Coach Dribble sat on a bleacher in the empty gymnasium staring dejectedly at a basketball in front of him on the hardwood floor. The brand name WILSON, written on the ball was plainly visible to the coach. “Wilson,” the coach said to what seemed like his only friend in the world, “I almost pulled it off. One more win and I could have kissed this job good-bye. No more parents who don’t understand why little Johnny isn’t first string–even though he can’t walk and chew gum at the same time. No more trying to work with kids so stuck on themselves, their heads barely fit through the door.” Wilson said nothing but seemed to understand the immense responsibilities and pressures of coachhood. “Just one more win and it would have been over. I could have grabbed a pole and gone fishing for the rest of my life.” The coach abruptly stood up and kicked his sympathetic friend furiously. Wilson sailed up and through the air to the far end of the gym where he swished miraculously through the hoop.
“Nice shot, coach,” came a voice from the gymnasium entrance.
Coach Dribble turned to see Big Louie and his two henchmen behind him. “You,” said Coach Dribble as the trio walked toward him with smiles on their faces.
“I heard about your little problem,” said Big Louie to the coach. “Too bad. It looks like the Maggots are going to have Chicken McNuggets tomorrow night.”
“So what’s it to you?” replied Coach Dribble. “You said the bet was off.”
“I been thinking about that, coach,” Big Louie said with mock seriousness. “Big Louie is a man of honor. I couldn’t let you cancel out on a bet that you made in good faith.
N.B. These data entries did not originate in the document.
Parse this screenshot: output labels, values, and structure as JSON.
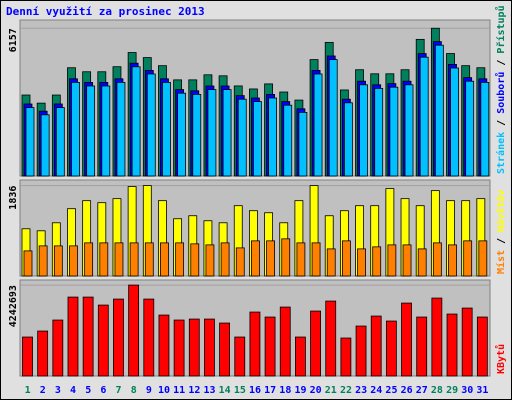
{
  "chart_data": [
    {
      "type": "bar",
      "title": "Denní využití za prosinec 2013",
      "series": [
        {
          "name": "Přístupů",
          "color": "#00805c",
          "values": [
            3374,
            3036,
            3374,
            4512,
            4344,
            4344,
            4554,
            5145,
            4934,
            4597,
            4006,
            4006,
            4217,
            4175,
            3753,
            3627,
            3838,
            3500,
            3163,
            4850,
            5567,
            3585,
            4428,
            4259,
            4259,
            4428,
            5693,
            6157,
            5103,
            4597,
            4512
          ]
        },
        {
          "name": "Souborů",
          "color": "#0000ff",
          "values": [
            3000,
            2700,
            3000,
            4050,
            3900,
            3900,
            4050,
            4700,
            4400,
            4050,
            3600,
            3550,
            3750,
            3750,
            3350,
            3250,
            3400,
            3100,
            2800,
            4400,
            5000,
            3200,
            3950,
            3800,
            3850,
            3950,
            5100,
            5600,
            4650,
            4100,
            4050
          ]
        },
        {
          "name": "Stránek",
          "color": "#00c0ff",
          "values": [
            2850,
            2550,
            2850,
            3900,
            3750,
            3750,
            3900,
            4550,
            4250,
            3900,
            3450,
            3400,
            3600,
            3600,
            3200,
            3100,
            3250,
            2950,
            2650,
            4250,
            4850,
            3050,
            3800,
            3650,
            3700,
            3800,
            4950,
            5450,
            4500,
            3950,
            3900
          ]
        }
      ],
      "ylim": [
        0,
        6500
      ],
      "yticks": [
        6157
      ]
    },
    {
      "type": "bar",
      "series": [
        {
          "name": "Návštěv",
          "color": "#ffff00",
          "values": [
            959,
            918,
            1081,
            1367,
            1530,
            1489,
            1571,
            1816,
            1836,
            1530,
            1163,
            1224,
            1122,
            1081,
            1428,
            1326,
            1285,
            1081,
            1530,
            1836,
            1224,
            1326,
            1428,
            1428,
            1775,
            1571,
            1428,
            1734,
            1530,
            1530,
            1571
          ]
        },
        {
          "name": "Míst",
          "color": "#ff8000",
          "values": [
            510,
            612,
            612,
            612,
            673,
            673,
            673,
            673,
            673,
            673,
            673,
            653,
            632,
            673,
            571,
            714,
            714,
            755,
            673,
            673,
            551,
            714,
            551,
            592,
            632,
            632,
            551,
            673,
            632,
            714,
            714
          ]
        }
      ],
      "ylim": [
        0,
        1950
      ],
      "yticks": [
        1836
      ]
    },
    {
      "type": "bar",
      "categories": [
        "1",
        "2",
        "3",
        "4",
        "5",
        "6",
        "7",
        "8",
        "9",
        "10",
        "11",
        "12",
        "13",
        "14",
        "15",
        "16",
        "17",
        "18",
        "19",
        "20",
        "21",
        "22",
        "23",
        "24",
        "25",
        "26",
        "27",
        "28",
        "29",
        "30",
        "31"
      ],
      "category_colors": [
        "#00805c",
        "#0000ff",
        "#0000ff",
        "#0000ff",
        "#0000ff",
        "#0000ff",
        "#00805c",
        "#00805c",
        "#0000ff",
        "#0000ff",
        "#0000ff",
        "#0000ff",
        "#0000ff",
        "#00805c",
        "#00805c",
        "#0000ff",
        "#0000ff",
        "#0000ff",
        "#0000ff",
        "#0000ff",
        "#00805c",
        "#00805c",
        "#0000ff",
        "#0000ff",
        "#0000ff",
        "#0000ff",
        "#0000ff",
        "#00805c",
        "#00805c",
        "#0000ff",
        "#0000ff"
      ],
      "series": [
        {
          "name": "KBytů",
          "color": "#ff0000",
          "values": [
            1818300,
            2098000,
            2610900,
            3683200,
            3683200,
            3310200,
            3590000,
            4242693,
            3590000,
            2844000,
            2610900,
            2657500,
            2657500,
            2471000,
            1818300,
            2983900,
            2750800,
            3217000,
            1818300,
            3030500,
            3496700,
            1771700,
            2331100,
            2797400,
            2564300,
            3403500,
            2750800,
            3636600,
            2890600,
            3170400,
            2750800
          ]
        }
      ],
      "ylim": [
        0,
        4480000
      ],
      "yticks": [
        4242693
      ]
    }
  ]
}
The bet is still on.”
Coach Dribble looked at Big Louie in astonishment. “You said the bet was off!”
Big Louie raised his jacket and revealed a pistol in a shoulder holster. “I said I was a man of honor and the bet is on.”
___

The filthy Tootville High School boys bathroom needed another good cleaning after some heavy use. Paper towels were strewn everywhere. Graffiti adorned the walls along with a recently hacked up load of mucous that dripped slowly down the mirror. Janitor Jim was alone with the splattered urinals, bravely cleaning up the mess at the end of another normal school day. “I don’t know which is worse,” muttered Janitor Jim to himself as he swept the floor, “cleaning up after the dogs or the kids.” He finished sweeping the debris into a pile and looked at the filthy sinks. “Why didn’t I become a brain surgeon like my mother wanted?”
Outside, in the deserted hallway, the drooling, alien shapeshifter stalked menacingly toward the boys bathroom. It shoved the door open and entered. With his back to the door, Janitor Jim heard the sound of the door being flung open. He didn’t bother to turn around. “The bathroom’s closed for cleaning,” he said in a loud voice.
The alien made a low, growling sound. Janitor Jim looked over to the sinks and saw the image of the seven foot tall creature reflected in the mirror. He turned to face the approaching behemoth and flung up his arms in terror. His scream shattered the silence in the empty school hallway. Then all was still.